Second layer: imported shapefile (german lakes) - it can be displayed on top of the map by using the annotate poly & polycont function.
But the problem is: the coordinates don't match. I've tried two ways to solve this:
1) The SAS map has projected (Albers) coordinates in meter. If I use gproject to project the imported shapefile in the same projection, I'll get the coordinates in radians, not in meter.
2) If I project the shapefile in ArcMap before importing it into SAS, I get different meter values. (SAS map: 3xxxxxx,6xxxxxx. Imported Shapefile: -1xxxxx, 2xxxxxx) Tried Albers, Lambert and Equal Conic - all with the same result.
How can I get these two datasets in the same coordinate system, so that they can be mapped together?

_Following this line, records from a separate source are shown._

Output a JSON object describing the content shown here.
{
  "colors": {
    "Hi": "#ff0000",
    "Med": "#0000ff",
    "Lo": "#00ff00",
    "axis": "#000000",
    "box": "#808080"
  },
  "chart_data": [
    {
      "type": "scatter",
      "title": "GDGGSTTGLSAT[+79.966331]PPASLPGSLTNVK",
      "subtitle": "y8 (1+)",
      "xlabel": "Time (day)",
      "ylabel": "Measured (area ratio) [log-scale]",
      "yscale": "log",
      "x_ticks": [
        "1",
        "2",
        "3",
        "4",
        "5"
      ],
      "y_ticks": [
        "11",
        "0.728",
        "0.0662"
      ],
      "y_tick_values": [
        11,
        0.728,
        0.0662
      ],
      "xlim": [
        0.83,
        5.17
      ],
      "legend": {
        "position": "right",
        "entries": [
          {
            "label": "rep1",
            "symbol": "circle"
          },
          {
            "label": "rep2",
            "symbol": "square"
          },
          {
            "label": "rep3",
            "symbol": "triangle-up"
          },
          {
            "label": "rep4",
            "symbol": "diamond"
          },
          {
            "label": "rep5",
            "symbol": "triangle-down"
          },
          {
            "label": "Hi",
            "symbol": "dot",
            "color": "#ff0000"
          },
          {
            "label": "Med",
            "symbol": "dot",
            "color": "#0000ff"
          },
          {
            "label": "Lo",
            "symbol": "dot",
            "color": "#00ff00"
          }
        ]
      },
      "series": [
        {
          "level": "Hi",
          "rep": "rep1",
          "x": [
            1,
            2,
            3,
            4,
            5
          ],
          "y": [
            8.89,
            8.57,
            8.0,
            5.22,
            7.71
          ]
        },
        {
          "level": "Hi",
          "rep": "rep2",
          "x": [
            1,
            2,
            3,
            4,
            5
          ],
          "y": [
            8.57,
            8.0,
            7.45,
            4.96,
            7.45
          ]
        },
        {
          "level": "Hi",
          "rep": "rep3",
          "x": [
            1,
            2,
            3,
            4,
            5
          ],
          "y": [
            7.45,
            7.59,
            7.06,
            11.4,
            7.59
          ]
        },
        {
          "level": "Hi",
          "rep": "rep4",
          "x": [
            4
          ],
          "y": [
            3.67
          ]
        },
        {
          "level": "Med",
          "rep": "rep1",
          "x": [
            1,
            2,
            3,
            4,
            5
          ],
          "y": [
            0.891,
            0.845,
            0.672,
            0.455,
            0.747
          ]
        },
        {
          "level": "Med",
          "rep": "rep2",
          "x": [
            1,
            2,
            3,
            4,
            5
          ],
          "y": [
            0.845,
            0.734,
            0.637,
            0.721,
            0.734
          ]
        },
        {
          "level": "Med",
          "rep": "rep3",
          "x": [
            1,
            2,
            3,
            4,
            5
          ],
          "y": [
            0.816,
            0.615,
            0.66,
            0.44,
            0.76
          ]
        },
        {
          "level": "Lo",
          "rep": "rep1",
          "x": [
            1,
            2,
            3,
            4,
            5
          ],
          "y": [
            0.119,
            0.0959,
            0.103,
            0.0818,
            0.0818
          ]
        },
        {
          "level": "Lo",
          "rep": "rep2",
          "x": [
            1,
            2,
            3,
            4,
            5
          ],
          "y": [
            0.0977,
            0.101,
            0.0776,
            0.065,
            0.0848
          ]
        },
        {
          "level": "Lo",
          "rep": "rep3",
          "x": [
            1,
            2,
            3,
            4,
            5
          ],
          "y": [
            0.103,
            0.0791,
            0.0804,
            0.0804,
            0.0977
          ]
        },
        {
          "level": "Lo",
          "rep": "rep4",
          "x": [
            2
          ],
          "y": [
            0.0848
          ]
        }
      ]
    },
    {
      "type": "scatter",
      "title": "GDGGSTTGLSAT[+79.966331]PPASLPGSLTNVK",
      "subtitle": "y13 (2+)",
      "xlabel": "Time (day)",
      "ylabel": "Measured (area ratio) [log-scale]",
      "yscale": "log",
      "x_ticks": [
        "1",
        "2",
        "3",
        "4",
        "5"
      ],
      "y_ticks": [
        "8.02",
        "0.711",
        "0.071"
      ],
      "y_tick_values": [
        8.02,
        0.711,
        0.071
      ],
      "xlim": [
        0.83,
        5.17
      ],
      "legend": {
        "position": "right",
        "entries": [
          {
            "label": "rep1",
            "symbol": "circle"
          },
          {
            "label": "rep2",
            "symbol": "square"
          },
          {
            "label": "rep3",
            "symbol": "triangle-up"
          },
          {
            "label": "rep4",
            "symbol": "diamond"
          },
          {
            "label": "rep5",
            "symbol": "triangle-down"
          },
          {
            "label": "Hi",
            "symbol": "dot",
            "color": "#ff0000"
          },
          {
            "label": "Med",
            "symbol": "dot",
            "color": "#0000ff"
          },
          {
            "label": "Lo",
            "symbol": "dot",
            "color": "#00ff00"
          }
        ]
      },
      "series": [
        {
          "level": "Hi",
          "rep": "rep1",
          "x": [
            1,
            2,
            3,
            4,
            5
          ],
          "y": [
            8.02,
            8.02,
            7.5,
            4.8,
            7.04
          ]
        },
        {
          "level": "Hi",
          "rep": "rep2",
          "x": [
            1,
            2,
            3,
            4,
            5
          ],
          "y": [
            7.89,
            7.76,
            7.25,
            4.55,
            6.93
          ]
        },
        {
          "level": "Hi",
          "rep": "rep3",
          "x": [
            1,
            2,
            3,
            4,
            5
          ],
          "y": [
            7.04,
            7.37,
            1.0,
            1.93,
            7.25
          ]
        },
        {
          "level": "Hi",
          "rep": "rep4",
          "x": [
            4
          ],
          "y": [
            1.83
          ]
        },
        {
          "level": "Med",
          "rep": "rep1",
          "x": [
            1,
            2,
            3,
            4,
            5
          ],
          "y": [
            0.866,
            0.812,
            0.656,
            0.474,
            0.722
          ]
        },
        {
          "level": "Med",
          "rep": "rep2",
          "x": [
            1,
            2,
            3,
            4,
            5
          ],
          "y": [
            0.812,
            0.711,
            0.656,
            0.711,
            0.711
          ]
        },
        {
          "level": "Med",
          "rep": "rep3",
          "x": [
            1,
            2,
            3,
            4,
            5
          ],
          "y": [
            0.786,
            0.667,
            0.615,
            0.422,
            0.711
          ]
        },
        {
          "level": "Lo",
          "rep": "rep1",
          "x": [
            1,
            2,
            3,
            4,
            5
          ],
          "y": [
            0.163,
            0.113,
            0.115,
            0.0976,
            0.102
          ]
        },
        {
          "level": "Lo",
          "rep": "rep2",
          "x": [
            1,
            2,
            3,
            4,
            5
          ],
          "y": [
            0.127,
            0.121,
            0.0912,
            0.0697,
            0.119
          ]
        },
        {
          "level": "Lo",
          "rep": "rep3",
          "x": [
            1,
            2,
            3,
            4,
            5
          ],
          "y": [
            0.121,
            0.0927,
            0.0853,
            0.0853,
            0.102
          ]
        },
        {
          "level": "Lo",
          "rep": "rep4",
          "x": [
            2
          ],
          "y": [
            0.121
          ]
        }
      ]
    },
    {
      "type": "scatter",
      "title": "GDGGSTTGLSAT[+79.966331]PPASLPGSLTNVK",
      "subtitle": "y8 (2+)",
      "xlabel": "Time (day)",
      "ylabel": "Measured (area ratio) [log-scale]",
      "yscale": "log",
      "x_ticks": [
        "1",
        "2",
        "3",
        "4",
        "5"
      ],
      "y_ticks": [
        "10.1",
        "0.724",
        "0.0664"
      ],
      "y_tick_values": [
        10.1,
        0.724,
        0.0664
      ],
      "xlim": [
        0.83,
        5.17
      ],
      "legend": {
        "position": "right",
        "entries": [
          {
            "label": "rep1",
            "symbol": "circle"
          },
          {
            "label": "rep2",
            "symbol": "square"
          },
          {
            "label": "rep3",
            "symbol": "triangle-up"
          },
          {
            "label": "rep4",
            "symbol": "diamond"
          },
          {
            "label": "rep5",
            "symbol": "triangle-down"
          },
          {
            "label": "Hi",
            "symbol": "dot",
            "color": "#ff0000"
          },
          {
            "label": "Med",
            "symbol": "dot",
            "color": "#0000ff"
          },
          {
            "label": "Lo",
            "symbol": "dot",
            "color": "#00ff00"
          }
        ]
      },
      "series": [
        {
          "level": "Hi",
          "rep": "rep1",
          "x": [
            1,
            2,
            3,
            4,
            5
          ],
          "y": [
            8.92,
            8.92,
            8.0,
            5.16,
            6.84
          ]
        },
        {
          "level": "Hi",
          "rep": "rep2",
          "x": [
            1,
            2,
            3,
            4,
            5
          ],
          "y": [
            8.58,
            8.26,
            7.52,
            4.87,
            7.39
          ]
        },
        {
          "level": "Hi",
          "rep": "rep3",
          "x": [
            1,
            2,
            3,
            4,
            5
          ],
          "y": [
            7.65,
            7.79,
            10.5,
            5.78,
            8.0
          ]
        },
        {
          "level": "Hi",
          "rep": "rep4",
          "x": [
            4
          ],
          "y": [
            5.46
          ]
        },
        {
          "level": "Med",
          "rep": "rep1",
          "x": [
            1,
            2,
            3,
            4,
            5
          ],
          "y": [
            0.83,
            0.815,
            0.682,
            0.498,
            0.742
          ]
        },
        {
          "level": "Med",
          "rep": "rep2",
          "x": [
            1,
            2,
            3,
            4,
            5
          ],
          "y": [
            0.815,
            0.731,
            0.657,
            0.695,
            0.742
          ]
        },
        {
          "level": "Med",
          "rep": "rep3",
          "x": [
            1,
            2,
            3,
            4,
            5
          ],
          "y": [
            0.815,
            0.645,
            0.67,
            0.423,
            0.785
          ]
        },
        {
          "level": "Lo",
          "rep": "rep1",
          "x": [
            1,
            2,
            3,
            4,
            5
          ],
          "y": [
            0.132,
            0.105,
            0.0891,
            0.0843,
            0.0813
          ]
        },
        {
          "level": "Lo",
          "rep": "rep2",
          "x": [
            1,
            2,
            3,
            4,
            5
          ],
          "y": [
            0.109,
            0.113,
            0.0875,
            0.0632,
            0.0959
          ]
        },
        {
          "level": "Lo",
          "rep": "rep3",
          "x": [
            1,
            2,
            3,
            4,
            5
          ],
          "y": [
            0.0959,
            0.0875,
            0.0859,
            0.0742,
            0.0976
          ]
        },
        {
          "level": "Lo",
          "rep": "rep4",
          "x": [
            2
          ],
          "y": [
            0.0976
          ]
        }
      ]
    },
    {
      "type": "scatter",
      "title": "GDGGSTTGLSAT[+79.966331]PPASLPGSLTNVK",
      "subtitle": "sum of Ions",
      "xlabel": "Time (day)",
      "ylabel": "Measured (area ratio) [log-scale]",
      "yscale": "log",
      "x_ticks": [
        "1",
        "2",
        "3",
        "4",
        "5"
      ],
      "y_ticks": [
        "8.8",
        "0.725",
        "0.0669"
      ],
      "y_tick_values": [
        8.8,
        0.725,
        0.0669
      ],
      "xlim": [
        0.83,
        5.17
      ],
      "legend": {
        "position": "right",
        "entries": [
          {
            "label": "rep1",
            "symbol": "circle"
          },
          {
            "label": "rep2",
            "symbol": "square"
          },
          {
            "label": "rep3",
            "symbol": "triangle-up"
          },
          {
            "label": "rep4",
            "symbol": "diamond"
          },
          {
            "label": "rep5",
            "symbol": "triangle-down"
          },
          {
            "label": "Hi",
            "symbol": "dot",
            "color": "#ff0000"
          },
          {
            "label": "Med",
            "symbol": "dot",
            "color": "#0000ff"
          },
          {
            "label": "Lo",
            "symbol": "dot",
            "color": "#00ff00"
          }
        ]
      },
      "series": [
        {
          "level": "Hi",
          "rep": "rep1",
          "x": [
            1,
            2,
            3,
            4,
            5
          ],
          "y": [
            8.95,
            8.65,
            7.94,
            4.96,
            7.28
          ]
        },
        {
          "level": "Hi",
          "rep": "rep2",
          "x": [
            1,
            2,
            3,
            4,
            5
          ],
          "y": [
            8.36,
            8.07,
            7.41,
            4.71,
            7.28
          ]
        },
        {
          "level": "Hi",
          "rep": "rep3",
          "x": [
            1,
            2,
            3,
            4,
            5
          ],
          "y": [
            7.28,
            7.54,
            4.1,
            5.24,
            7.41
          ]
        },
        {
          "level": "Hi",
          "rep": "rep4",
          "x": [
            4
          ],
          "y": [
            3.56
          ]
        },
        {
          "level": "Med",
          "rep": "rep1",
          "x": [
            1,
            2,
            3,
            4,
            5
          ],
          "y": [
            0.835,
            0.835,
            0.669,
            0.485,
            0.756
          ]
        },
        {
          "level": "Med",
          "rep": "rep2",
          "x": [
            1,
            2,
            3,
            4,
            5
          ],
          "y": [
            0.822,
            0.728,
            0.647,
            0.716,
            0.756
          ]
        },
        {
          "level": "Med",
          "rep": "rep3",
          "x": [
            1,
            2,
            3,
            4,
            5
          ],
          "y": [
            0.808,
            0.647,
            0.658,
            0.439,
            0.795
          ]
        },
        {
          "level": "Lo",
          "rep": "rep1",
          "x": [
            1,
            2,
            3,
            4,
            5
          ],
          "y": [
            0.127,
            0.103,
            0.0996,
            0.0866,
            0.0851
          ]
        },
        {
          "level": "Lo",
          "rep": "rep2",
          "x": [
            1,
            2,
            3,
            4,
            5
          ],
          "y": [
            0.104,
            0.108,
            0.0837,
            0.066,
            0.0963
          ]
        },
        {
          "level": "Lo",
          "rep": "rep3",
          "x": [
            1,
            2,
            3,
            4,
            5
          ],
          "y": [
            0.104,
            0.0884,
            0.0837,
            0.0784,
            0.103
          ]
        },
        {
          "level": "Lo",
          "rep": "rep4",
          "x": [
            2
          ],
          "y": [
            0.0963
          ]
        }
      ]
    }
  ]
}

Any help would be appreciated.
Not really an area where I can be of much help, but does the following SAS sample and SUGI paper provide any direction?:
http://support.sas.com/rnd/datavisualization/mapsonline/html/ginside_germany.html
http://www.sascommunity.org/sugi/SUGI87/Sugi-12-89%20Chojnacky%20Tymcio.pdf
Thanks Arthur, but unfortunately that's not what I need in this case.
I don't know if this will help but when I was using two different map sources it worked better to combine the data with the coordinates (latitude and longitude) before projection and then separate the parts out after.
Hhmm nice thought, but the problem is the SAS germany map is already projected - unfortunately SAS doesn't provide a map dataset for germany containing lat/long values as far as I know...
The first link I included contained the following comment in the code:
* THIS PROGRAM USES MAPS.GERMANY SAS RELEASE 9.2 *
* Given a dataset containing city names and latitude longitude *
* it can easily be annotated onto a map whose coordinates are *
* also in latitude and longitude. *
* However, if the desire is to include, in the dataset, the *
* region or province within which a city falls, one can *
* accomplish this with GINSIDE...as this sample shows *
Interesting. When I look at the MAPS library supplied in my version of SAS 9.2 the Germany data set has LAT and LONG with the unit in radians. X and Y are the Lambert projected longitude and latitude from the variable labels.
Maybe time to visit the SAS tech support downloads and see if other versions of the files are available.
The online example program GPJANNOT for GPROJECT shows conversion from degrees to radians.
You are right! I seemed to have lost these lat/long values somewhere on the way... Ok, now I can try the combined projection - thanks a lot!